Gesundheit
Nipah-Virus – ein glücklicherweise noch sehr seltenes Killer-Virus
Seit 1998 kommt es in Malaysia, Indien und Bangladesch immer wieder zu kleineren Ausbrüchen des Nipah-Virus. Ende Januar kam es in Indien zum bisher neunten Ausbruch. Beruhigend ist, dass es sich jeweils um eine sehr kleine Zahl von Betroffenen handelte. Das Virus wird durch unmittelbaren Kontakt mit Körperflüssigkeiten übertragen, was seine Verbreitung begrenzt. Beunruhigend sind die hohen Todesraten der Betroffenen: bei der malayischen Variante ca. 40 Prozent, bei der indischen Variante über 70 Prozent.
Das Virus ist verwandt mit Masern- und Mumpsviren, hat aber eine deutlich tödlichere Wirkung. Nach grippeähnlichen Symptomen wie Fieber, Husten, Erbrechen, Müdigkeit, sowie Kopf- und Halsschmerzen kommt es rasch zu einer Gehirnentzündung (Enzephalitis).
Das Virus ist von Mensch zu Mensch übertragbar, aber ursprünglich eine Zoonose, der biologische Ursprung liegt im Tierreich. Natürliche Wirte sind vor allem Flughunde. Von ihnen kann der Erreger direkt oder über Zwischenwirte wie Schweine auf den Menschen übertragen werden. Die Übertragung durch Schweine betrifft vor allem die Malaysia-Variante, die sich auch genetisch von der indischen Variante unterscheiden lässt.
Keine ursächliche Therapie, Impfung im Entwicklungsstadium
Ein spezielles Paradoxon des Virus ist bei hoher Sterblichkeit seine nur sehr geringe Ausbreitungsrate. Das hängt damit zusammen, dass ein hoher Teil der Betroffenen stirbt und damit das Virus nicht mehr weitergeben kann, und damit, dass die Übertragung einen sehr engen Kontakt von Mensch zu Mensch bzw. Tier zu Mensch voraussetzt.
Virologen sprechen von therapeutischer Ohnmacht, weil es kein wirksames Medikament gegen die Krankheit gibt und Impfungen erst im Experimentalstadium sind. Die Gefahr für Touristen gilt beim Einhalten üblicher Hygiene-Vorschriften als minimal, hoch ist das Risiko für medizinisches Personal bei der Behandlung von Betroffenen.

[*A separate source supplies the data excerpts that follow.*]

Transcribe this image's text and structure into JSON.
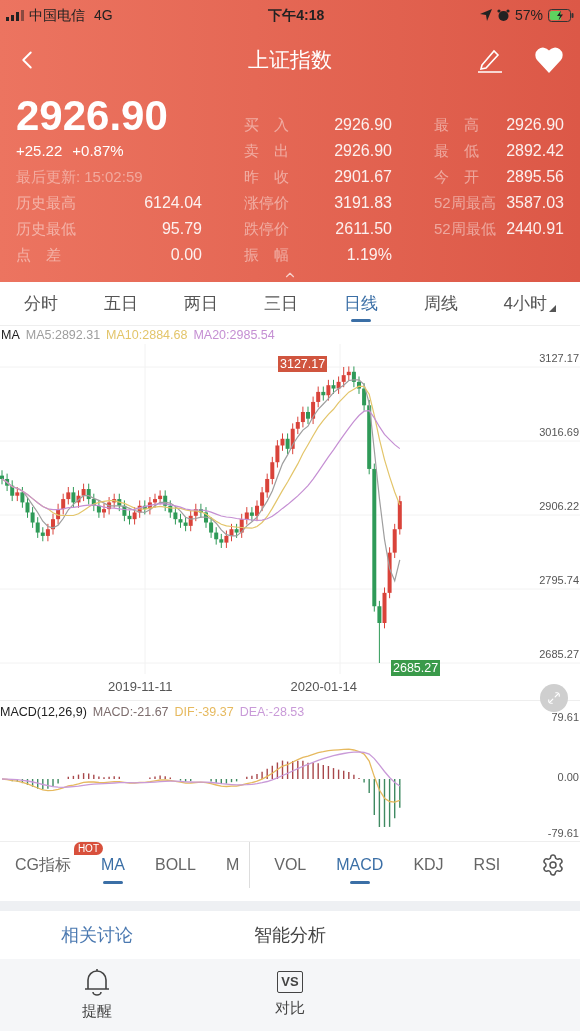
{
  "status_bar": {
    "carrier": "中国电信",
    "network": "4G",
    "time": "下午4:18",
    "battery": "57%"
  },
  "nav": {
    "title": "上证指数"
  },
  "quote": {
    "price": "2926.90",
    "change": "+25.22",
    "change_pct": "+0.87%",
    "update_label": "最后更新:",
    "update_time": "15:02:59",
    "left_stats": [
      {
        "label": "历史最高",
        "value": "6124.04"
      },
      {
        "label": "历史最低",
        "value": "95.79"
      },
      {
        "label": "点　差",
        "value": "0.00"
      }
    ],
    "middle_stats": [
      {
        "label": "买　入",
        "value": "2926.90"
      },
      {
        "label": "卖　出",
        "value": "2926.90"
      },
      {
        "label": "昨　收",
        "value": "2901.67"
      },
      {
        "label": "涨停价",
        "value": "3191.83"
      },
      {
        "label": "跌停价",
        "value": "2611.50"
      },
      {
        "label": "振　幅",
        "value": "1.19%"
      }
    ],
    "right_stats": [
      {
        "label": "最　高",
        "value": "2926.90"
      },
      {
        "label": "最　低",
        "value": "2892.42"
      },
      {
        "label": "今　开",
        "value": "2895.56"
      },
      {
        "label": "52周最高",
        "value": "3587.03"
      },
      {
        "label": "52周最低",
        "value": "2440.91"
      }
    ]
  },
  "period_tabs": [
    {
      "label": "分时",
      "selected": false,
      "kind": "plain"
    },
    {
      "label": "五日",
      "selected": false,
      "kind": "plain"
    },
    {
      "label": "两日",
      "selected": false,
      "kind": "plain"
    },
    {
      "label": "三日",
      "selected": false,
      "kind": "plain"
    },
    {
      "label": "日线",
      "selected": true,
      "kind": "plain"
    },
    {
      "label": "周线",
      "selected": false,
      "kind": "plain"
    },
    {
      "label": "4小时",
      "selected": false,
      "kind": "dropdown"
    }
  ],
  "ma_legend": {
    "title": "MA",
    "items": [
      {
        "label": "MA5:2892.31",
        "color": "#9e9e9e"
      },
      {
        "label": "MA10:2884.68",
        "color": "#e3c56a"
      },
      {
        "label": "MA20:2985.54",
        "color": "#c58fd3"
      }
    ]
  },
  "price_chart": {
    "max_label": "3127.17",
    "min_label": "2685.27",
    "y_labels": [
      "3127.17",
      "3016.69",
      "2906.22",
      "2795.74",
      "2685.27"
    ],
    "x_labels": [
      "2019-11-11",
      "2020-01-14"
    ]
  },
  "macd": {
    "title": "MACD(12,26,9)",
    "items": [
      {
        "label": "MACD:-21.67",
        "color": "#7d6d6d"
      },
      {
        "label": "DIF:-39.37",
        "color": "#e6b95e"
      },
      {
        "label": "DEA:-28.53",
        "color": "#c99ad8"
      }
    ],
    "y_labels": [
      "79.61",
      "0.00",
      "-79.61"
    ]
  },
  "indicator_groups": [
    [
      {
        "label": "CG指标",
        "selected": false,
        "badge": "HOT"
      },
      {
        "label": "MA",
        "selected": true
      },
      {
        "label": "BOLL",
        "selected": false
      },
      {
        "label": "M",
        "selected": false
      }
    ],
    [
      {
        "label": "VOL",
        "selected": false
      },
      {
        "label": "MACD",
        "selected": true
      },
      {
        "label": "KDJ",
        "selected": false
      },
      {
        "label": "RSI",
        "selected": false
      }
    ]
  ],
  "section_tabs": [
    {
      "label": "相关讨论",
      "selected": true
    },
    {
      "label": "智能分析",
      "selected": false
    }
  ],
  "toolbar": [
    {
      "label": "提醒",
      "kind": "bell"
    },
    {
      "label": "对比",
      "kind": "vs",
      "icon_text": "VS"
    }
  ]
}
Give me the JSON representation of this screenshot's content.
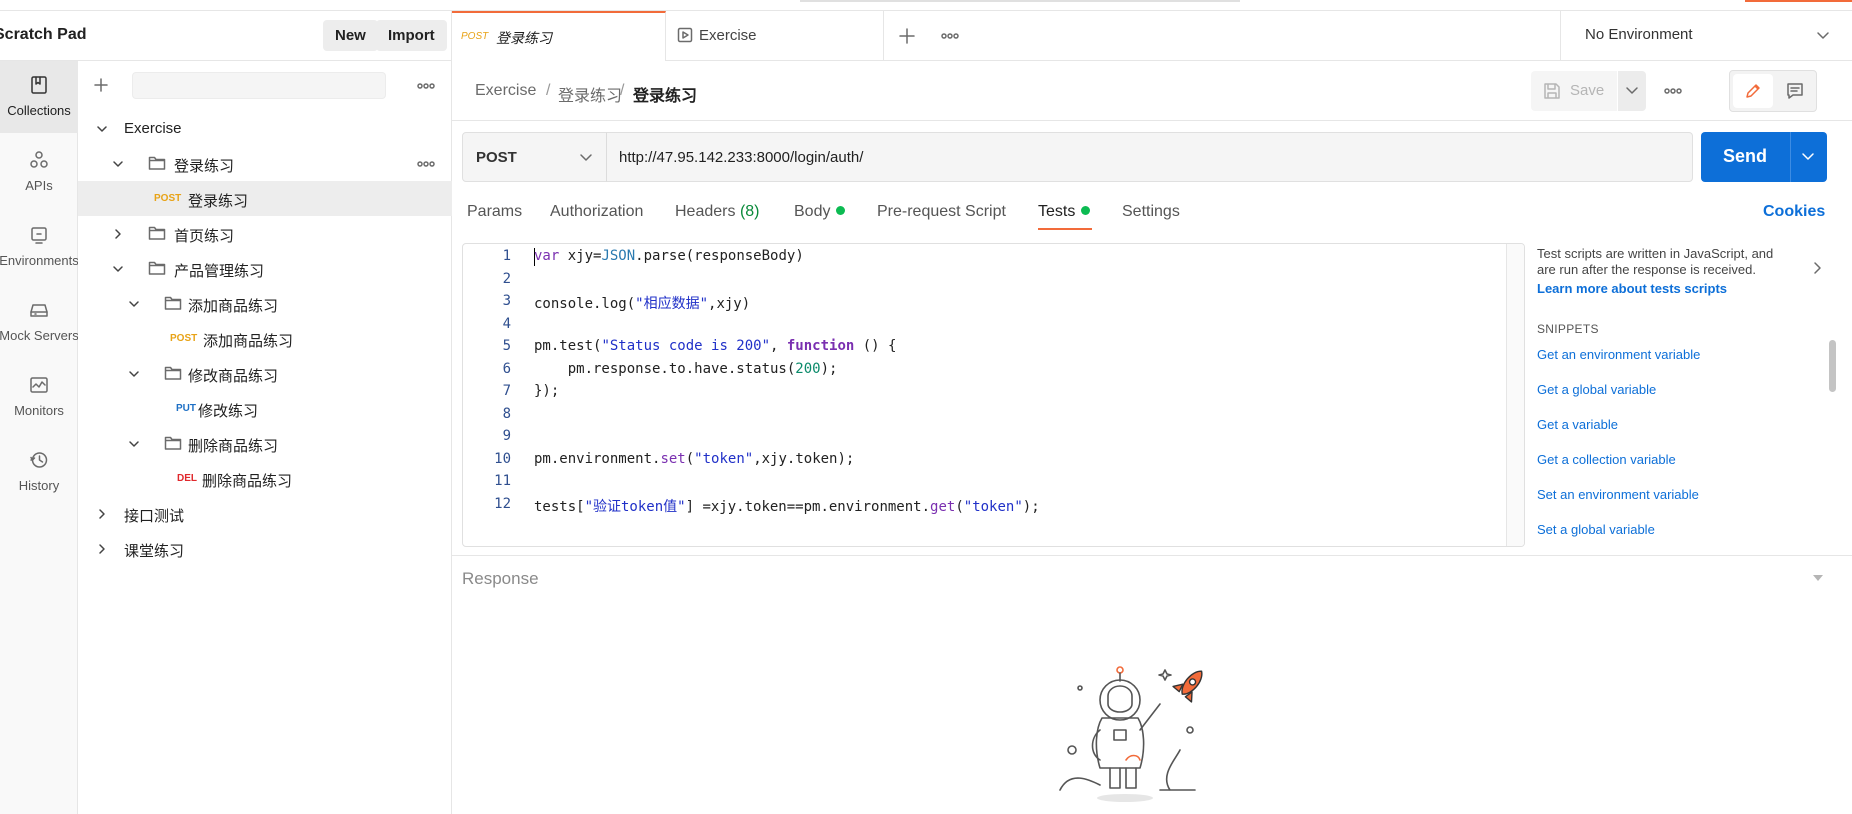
{
  "workspace": {
    "title": "Scratch Pad",
    "new_label": "New",
    "import_label": "Import"
  },
  "rail": [
    {
      "label": "Collections",
      "icon": "collections-icon",
      "active": true
    },
    {
      "label": "APIs",
      "icon": "apis-icon"
    },
    {
      "label": "Environments",
      "icon": "environments-icon"
    },
    {
      "label": "Mock Servers",
      "icon": "mock-servers-icon"
    },
    {
      "label": "Monitors",
      "icon": "monitors-icon"
    },
    {
      "label": "History",
      "icon": "history-icon"
    }
  ],
  "tree": {
    "items": [
      {
        "label": "Exercise"
      },
      {
        "label": "登录练习"
      },
      {
        "method": "POST",
        "label": "登录练习"
      },
      {
        "label": "首页练习"
      },
      {
        "label": "产品管理练习"
      },
      {
        "label": "添加商品练习"
      },
      {
        "method": "POST",
        "label": "添加商品练习"
      },
      {
        "label": "修改商品练习"
      },
      {
        "method": "PUT",
        "label": "修改练习"
      },
      {
        "label": "删除商品练习"
      },
      {
        "method": "DEL",
        "label": "删除商品练习"
      },
      {
        "label": "接口测试"
      },
      {
        "label": "课堂练习"
      }
    ]
  },
  "tabs": [
    {
      "method": "POST",
      "label": "登录练习"
    },
    {
      "label": "Exercise"
    }
  ],
  "environment": {
    "label": "No Environment"
  },
  "breadcrumb": {
    "part1": "Exercise",
    "sep": "/",
    "part2": "登录练习",
    "current": "登录练习"
  },
  "actions": {
    "save_label": "Save"
  },
  "request": {
    "method": "POST",
    "url": "http://47.95.142.233:8000/login/auth/",
    "send_label": "Send"
  },
  "request_tabs": {
    "params": "Params",
    "authorization": "Authorization",
    "headers": "Headers",
    "headers_count": "(8)",
    "body": "Body",
    "prerequest": "Pre-request Script",
    "tests": "Tests",
    "settings": "Settings",
    "cookies": "Cookies"
  },
  "editor": {
    "line_numbers": [
      "1",
      "2",
      "3",
      "4",
      "5",
      "6",
      "7",
      "8",
      "9",
      "10",
      "11",
      "12"
    ]
  },
  "snippets": {
    "intro1": "Test scripts are written in JavaScript, and",
    "intro2": "are run after the response is received.",
    "learn_more": "Learn more about tests scripts",
    "heading": "SNIPPETS",
    "items": [
      "Get an environment variable",
      "Get a global variable",
      "Get a variable",
      "Get a collection variable",
      "Set an environment variable",
      "Set a global variable"
    ]
  },
  "response": {
    "label": "Response"
  },
  "colors": {
    "accent": "#f26b3a",
    "primary": "#0d6fd8",
    "post": "#e8a317",
    "put": "#1e70c5",
    "del": "#e0282c",
    "dot": "#0cbb52"
  }
}
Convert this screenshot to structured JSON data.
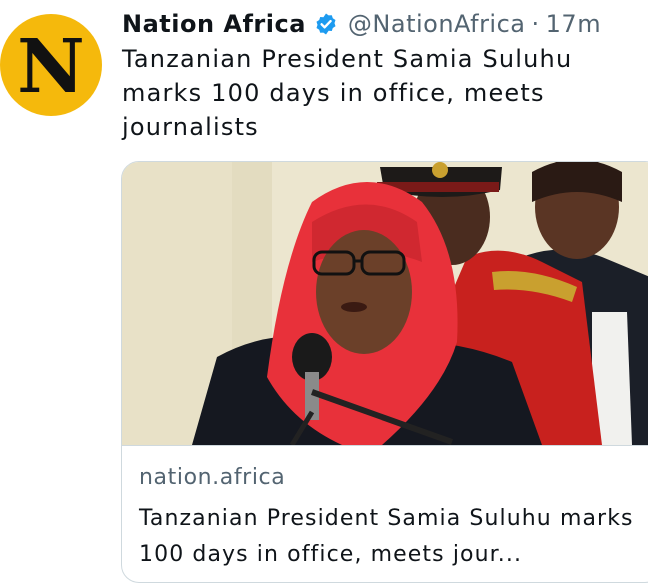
{
  "account": {
    "avatar_letter": "N",
    "avatar_color": "#f5b90c",
    "name": "Nation Africa",
    "handle": "@NationAfrica",
    "separator": "·",
    "time": "17m",
    "verified_color": "#1d9bf0"
  },
  "tweet": {
    "text": "Tanzanian President Samia Suluhu marks 100 days in office, meets journalists"
  },
  "card": {
    "domain": "nation.africa",
    "title": "Tanzanian President Samia Suluhu marks 100 days in office, meets jour..."
  }
}
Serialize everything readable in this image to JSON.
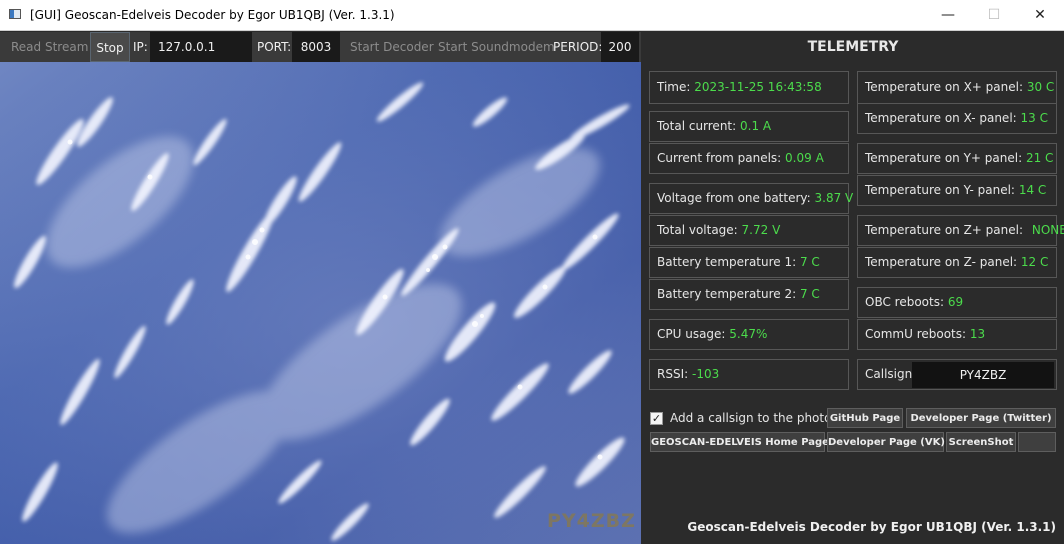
{
  "window": {
    "title": "[GUI] Geoscan-Edelveis Decoder by Egor UB1QBJ (Ver. 1.3.1)",
    "minimize": "—",
    "maximize": "☐",
    "close": "✕"
  },
  "toolbar": {
    "read_stream": "Read Stream",
    "stop": "Stop",
    "ip_label": "IP:",
    "ip_value": "127.0.0.1",
    "port_label": "PORT:",
    "port_value": "8003",
    "start_decoder": "Start Decoder",
    "start_soundmodem": "Start Soundmodem",
    "period_label": "PERIOD:",
    "period_value": "200"
  },
  "photo": {
    "watermark": "PY4ZBZ"
  },
  "telemetry": {
    "title": "TELEMETRY",
    "time": {
      "label": "Time:",
      "value": "2023-11-25 16:43:58"
    },
    "total_current": {
      "label": "Total current:",
      "value": "0.1 A"
    },
    "current_panels": {
      "label": "Current from panels:",
      "value": "0.09 A"
    },
    "voltage_battery": {
      "label": "Voltage from one battery:",
      "value": "3.87 V"
    },
    "total_voltage": {
      "label": "Total voltage:",
      "value": "7.72 V"
    },
    "battery_temp1": {
      "label": "Battery temperature 1:",
      "value": "7 C"
    },
    "battery_temp2": {
      "label": "Battery temperature 2:",
      "value": "7 C"
    },
    "cpu_usage": {
      "label": "CPU usage:",
      "value": "5.47%"
    },
    "rssi": {
      "label": "RSSI:",
      "value": "-103"
    },
    "temp_xp": {
      "label": "Temperature on X+ panel:",
      "value": "30 C"
    },
    "temp_xm": {
      "label": "Temperature on X- panel:",
      "value": "13 C"
    },
    "temp_yp": {
      "label": "Temperature on Y+ panel:",
      "value": "21 C"
    },
    "temp_ym": {
      "label": "Temperature on Y- panel:",
      "value": "14 C"
    },
    "temp_zp": {
      "label": "Temperature on Z+ panel:",
      "value": "NONE"
    },
    "temp_zm": {
      "label": "Temperature on Z- panel:",
      "value": "12 C"
    },
    "obc_reboots": {
      "label": "OBC reboots:",
      "value": "69"
    },
    "commu_reboots": {
      "label": "CommU reboots:",
      "value": "13"
    },
    "callsign": {
      "label": "Callsign:",
      "value": "PY4ZBZ"
    }
  },
  "options": {
    "add_callsign_label": "Add a callsign to the photo?",
    "add_callsign_checked": "✓"
  },
  "buttons": {
    "github": "GitHub Page",
    "dev_twitter": "Developer Page (Twitter)",
    "home": "GEOSCAN-EDELVEIS Home Page",
    "dev_vk": "Developer Page (VK)",
    "screenshot": "ScreenShot",
    "extra": ""
  },
  "footer": "Geoscan-Edelveis Decoder by Egor UB1QBJ (Ver. 1.3.1)",
  "colors": {
    "value_green": "#4cdc4c",
    "panel_bg": "#2b2b2b",
    "field_bg": "#1a1a1a"
  }
}
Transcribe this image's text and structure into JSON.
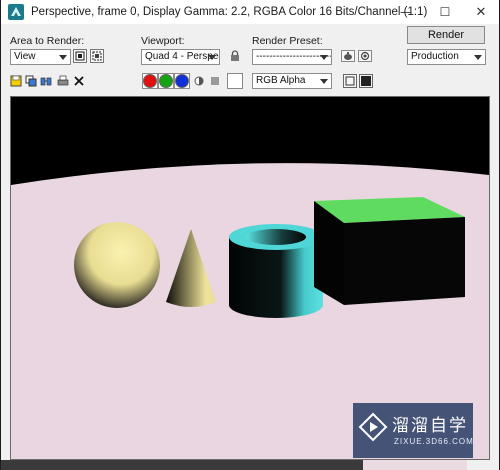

Eine internationale Ausbreitung ist grundsätzlich möglich, bisher aber noch nicht erkennbar. Thailand hat zur Verhinderung eines Einschleppens mit der Untersuchung von Passagieren an drei Flughäfen begonnen, die Fluggäste aus Westbengalen empfangen. Auch Nepal führt Kontrollen bei Ankünften am Flughafen Kathmandu und an anderen Grenzübergängen zu Indien durch.
Zoonosen und begonnene globale Umweltkatastrophe
Die Rheinische Post (rp online vom 4.2.26) schreibt richtig: „Das Nipah-Virus steht gleichwohl sinnbildlich für das kommende Zeitalter zoonotischer Risiken: Infektionskrankheiten, die an den Schnittstellen von Wildtier, Mensch und Umwelt entstehen. Wo tropische Wälder schrumpfen und landwirtschaftliche Nutzflächen wachsen, geraten natürliche Erregerreservoire in immer engeren Kontakt mit der menschlichen Bevölkerung.“
Die Zerstörung bisheriger natürlicher Lebensräume begünstigt das massive Artensterben wie auch das Vordringen von Tieren und Erregern bis in die Ballungsräume. In den Megacities weltweit leben inzwischen Milliarden von Menschen dicht zusammengedrängt und oft unter unsäglichen hygienischen Verhältnissen und hoher chronischer Umweltvergiftung.
Eine weitere Quelle für das Auftreten neuer gefährlicher Viren liegt in der sogenannten „Gain-of-Function“-Forschung mit genetischer Manipulation von Viren, oft auch im Zeichen der B-Waffenforschung durch imperialistische Mächte.
Auch für den Erhalt der menschlichen Gesundheit und gegen eine Welle neuer gefährlicher Erkrankungen wird der Kampf für den weltweiten Sieg des Sozialismus zur Pflicht!